In fact, sufficient levels of glutamine can help restore GI tract mucosa and stop the symptoms of leaky gut that are common to women with breast implant illness.
Likewise, a deficiency in amino acids impairs immune function and increases the body’s susceptibility to disease. In fact, a 2007 study demonstrated that the amino acids arginine and glutamine, as well as cysteine precursors, are especially effective for enhancing immune system function.
Breast Implant Safety
According to the American Society of Plastic Surgeons, seven different types of breast implants are currently on the market. These are:
- Saline breast implants
- Structured saline breast implants
- Silicone breast implants
- Form-stable breast implants (gummy bear implants)
- Round breast implants
- Smooth breast implants
- Textured breast implants
Although studies have found that saline implants are less likely to be associated with breast implant illness, they’re still composed of a number of toxic materials that have caused reactions in many women. Moreover, as mentioned earlier, textured implants have been found to cause BIA-ALCL in some women.
The FDA itself recognizes that some women with implants have experienced health problems—such as connective tissue diseases, breastfeeding difficulty, and reproductive issues—though the agency continues to maintain there’s not enough evidence to support an association between breast implants and these conditions.
However, the FDA does acknowledge 26 separate side effects and complications that can result from breast implants.
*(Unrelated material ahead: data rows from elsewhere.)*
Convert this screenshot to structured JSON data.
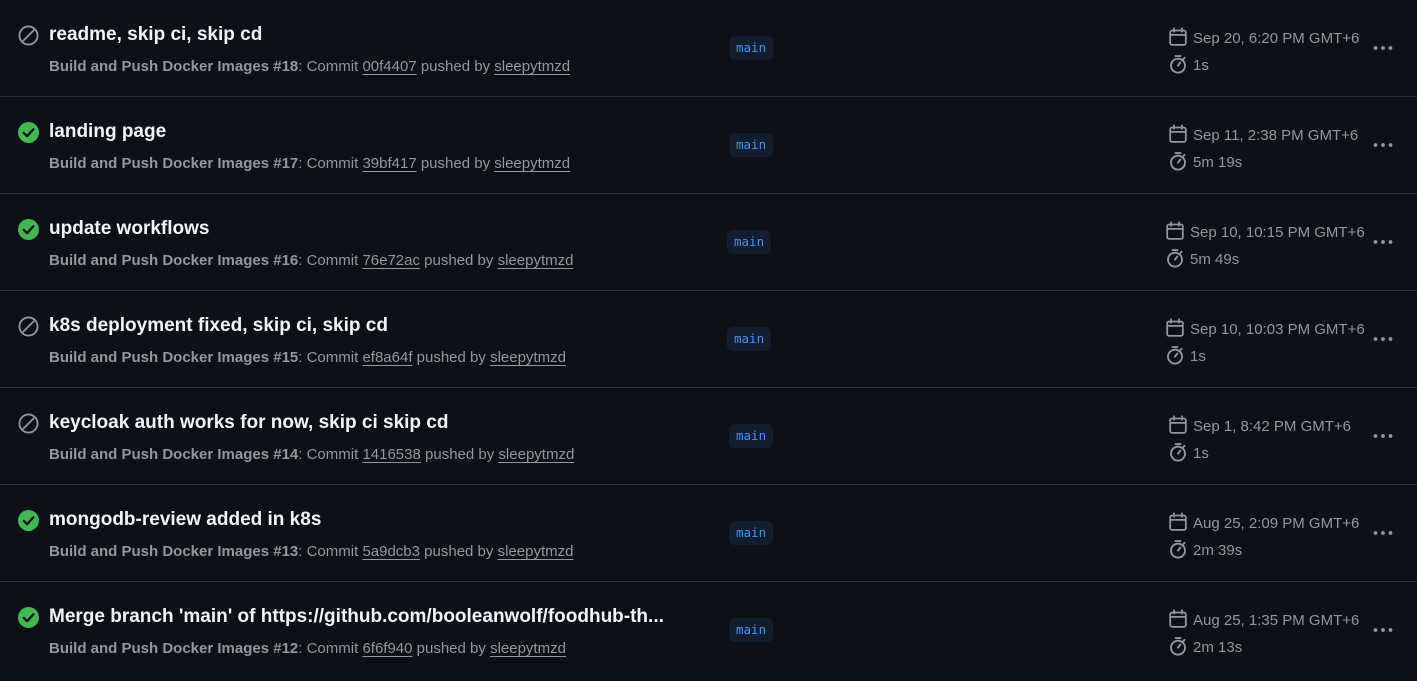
{
  "runs": [
    {
      "status": "skipped",
      "title": "readme, skip ci, skip cd",
      "workflow": "Build and Push Docker Images",
      "run_number": "#18",
      "commit_label": ": Commit",
      "sha": "00f4407",
      "pushed_by_label": "pushed by",
      "author": "sleepytmzd",
      "branch": "main",
      "date": "Sep 20, 6:20 PM GMT+6",
      "duration": "1s"
    },
    {
      "status": "success",
      "title": "landing page",
      "workflow": "Build and Push Docker Images",
      "run_number": "#17",
      "commit_label": ": Commit",
      "sha": "39bf417",
      "pushed_by_label": "pushed by",
      "author": "sleepytmzd",
      "branch": "main",
      "date": "Sep 11, 2:38 PM GMT+6",
      "duration": "5m 19s"
    },
    {
      "status": "success",
      "title": "update workflows",
      "workflow": "Build and Push Docker Images",
      "run_number": "#16",
      "commit_label": ": Commit",
      "sha": "76e72ac",
      "pushed_by_label": "pushed by",
      "author": "sleepytmzd",
      "branch": "main",
      "date": "Sep 10, 10:15 PM GMT+6",
      "duration": "5m 49s"
    },
    {
      "status": "skipped",
      "title": "k8s deployment fixed, skip ci, skip cd",
      "workflow": "Build and Push Docker Images",
      "run_number": "#15",
      "commit_label": ": Commit",
      "sha": "ef8a64f",
      "pushed_by_label": "pushed by",
      "author": "sleepytmzd",
      "branch": "main",
      "date": "Sep 10, 10:03 PM GMT+6",
      "duration": "1s"
    },
    {
      "status": "skipped",
      "title": "keycloak auth works for now, skip ci skip cd",
      "workflow": "Build and Push Docker Images",
      "run_number": "#14",
      "commit_label": ": Commit",
      "sha": "1416538",
      "pushed_by_label": "pushed by",
      "author": "sleepytmzd",
      "branch": "main",
      "date": "Sep 1, 8:42 PM GMT+6",
      "duration": "1s"
    },
    {
      "status": "success",
      "title": "mongodb-review added in k8s",
      "workflow": "Build and Push Docker Images",
      "run_number": "#13",
      "commit_label": ": Commit",
      "sha": "5a9dcb3",
      "pushed_by_label": "pushed by",
      "author": "sleepytmzd",
      "branch": "main",
      "date": "Aug 25, 2:09 PM GMT+6",
      "duration": "2m 39s"
    },
    {
      "status": "success",
      "title": "Merge branch 'main' of https://github.com/booleanwolf/foodhub-th...",
      "workflow": "Build and Push Docker Images",
      "run_number": "#12",
      "commit_label": ": Commit",
      "sha": "6f6f940",
      "pushed_by_label": "pushed by",
      "author": "sleepytmzd",
      "branch": "main",
      "date": "Aug 25, 1:35 PM GMT+6",
      "duration": "2m 13s"
    }
  ],
  "icons": {
    "skipped": "skipped-icon",
    "success": "check-circle-fill-icon",
    "date": "calendar-icon",
    "duration": "stopwatch-icon",
    "more": "kebab-horizontal-icon"
  },
  "colors": {
    "background": "#0d1117",
    "success": "#3fb950",
    "skipped": "#9198a1",
    "branch_text": "#4493f8",
    "branch_bg": "#121d2f",
    "title": "#f0f6fc",
    "muted": "#9198a1",
    "divider": "#30363d"
  }
}
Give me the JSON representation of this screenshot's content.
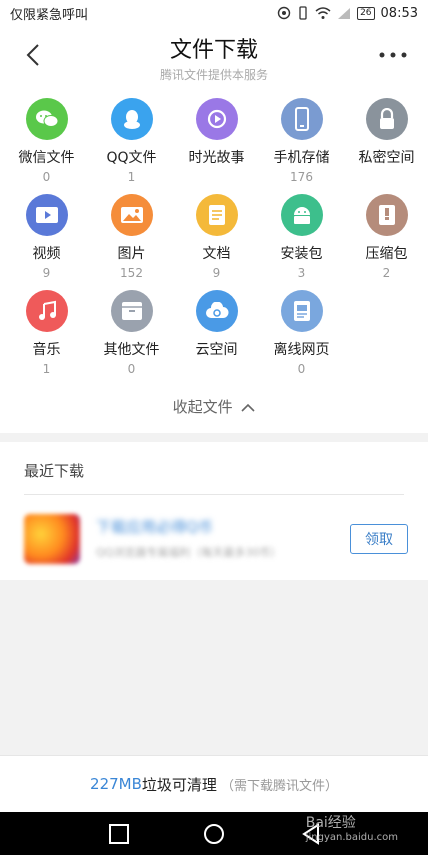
{
  "status_bar": {
    "left_text": "仅限紧急呼叫",
    "battery": "26",
    "time": "08:53"
  },
  "header": {
    "title": "文件下载",
    "subtitle": "腾讯文件提供本服务"
  },
  "categories": [
    {
      "label": "微信文件",
      "count": "0",
      "icon": "wechat-icon",
      "color": "#5ac84a"
    },
    {
      "label": "QQ文件",
      "count": "1",
      "icon": "qq-penguin-icon",
      "color": "#3aa3ee"
    },
    {
      "label": "时光故事",
      "count": "",
      "icon": "play-circle-icon",
      "color": "#9a78e6"
    },
    {
      "label": "手机存储",
      "count": "176",
      "icon": "phone-icon",
      "color": "#7a9bd1"
    },
    {
      "label": "私密空间",
      "count": "",
      "icon": "lock-icon",
      "color": "#8a939c"
    },
    {
      "label": "视频",
      "count": "9",
      "icon": "video-icon",
      "color": "#5a79d8"
    },
    {
      "label": "图片",
      "count": "152",
      "icon": "image-icon",
      "color": "#f58d3a"
    },
    {
      "label": "文档",
      "count": "9",
      "icon": "document-icon",
      "color": "#f4b93a"
    },
    {
      "label": "安装包",
      "count": "3",
      "icon": "android-icon",
      "color": "#3dbf8c"
    },
    {
      "label": "压缩包",
      "count": "2",
      "icon": "archive-icon",
      "color": "#b58c7b"
    },
    {
      "label": "音乐",
      "count": "1",
      "icon": "music-icon",
      "color": "#ef5a5a"
    },
    {
      "label": "其他文件",
      "count": "0",
      "icon": "other-file-icon",
      "color": "#9aa2ae"
    },
    {
      "label": "云空间",
      "count": "",
      "icon": "cloud-icon",
      "color": "#4a9ae6"
    },
    {
      "label": "离线网页",
      "count": "0",
      "icon": "offline-page-icon",
      "color": "#7aa7de"
    }
  ],
  "collapse_label": "收起文件",
  "recent": {
    "title": "最近下载",
    "promo_title": "下载应用必得Q币",
    "promo_desc": "QQ浏览器专属福利（每天最多30币）",
    "claim_label": "领取"
  },
  "cleanup": {
    "size": "227MB",
    "text": "垃圾可清理",
    "hint": "（需下载腾讯文件）"
  },
  "watermark": {
    "brand": "Bai经验",
    "url": "jingyan.baidu.com"
  },
  "colors": {
    "accent": "#3a86d6",
    "background": "#f2f2f2"
  }
}
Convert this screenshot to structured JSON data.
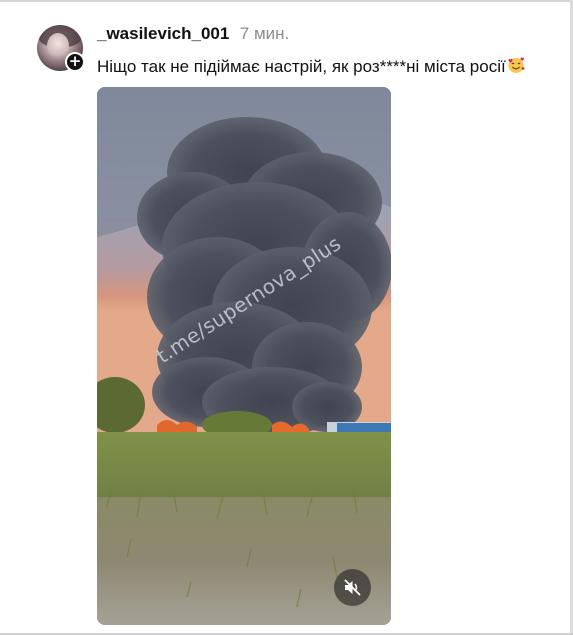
{
  "post": {
    "username": "_wasilevich_001",
    "time": "7 мин.",
    "message": "Ніщо так не підіймає настрій, як роз****ні міста росії",
    "message_emoji": "smiling-face-with-hearts-emoji",
    "follow_icon": "plus-icon",
    "follow_symbol": "+"
  },
  "video": {
    "watermark": "t.me/supernova_plus",
    "mute_icon": "speaker-muted-icon",
    "muted": true
  },
  "colors": {
    "username": "#111111",
    "time": "#8c8c8c",
    "badge": "#111111"
  }
}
Some of the risks of breast implants include:
- Additional surgeries
- Breast pain
- Capsular contracture (tight scar tissue around the implant)
- Nipple and breast sensory changes
- Enlarged lymph nodes
- Breast implant rupture
Even though breast implant manufacturers such as Allergan and Dow, many plastic surgeons, and even the FDA have yet to acknowledge the existence of breast implant illness, the many women who’ve suffered symptoms since undergoing breast implant surgery wouldn’t hesitate to declare their implants are the cause.
And as these women begin to come together in support groups to raise their voices and share their stories, more and more studies are being performed that bear out what these women have long believed.
So if you have breast implants and are currently experiencing unexplained symptoms, be sure to speak with your health care provider. And don’t hesitate to seek out a breast implant illness support group for guidance as well. Thousands of women have been where you are and can help you find the answers you’ve been looking for.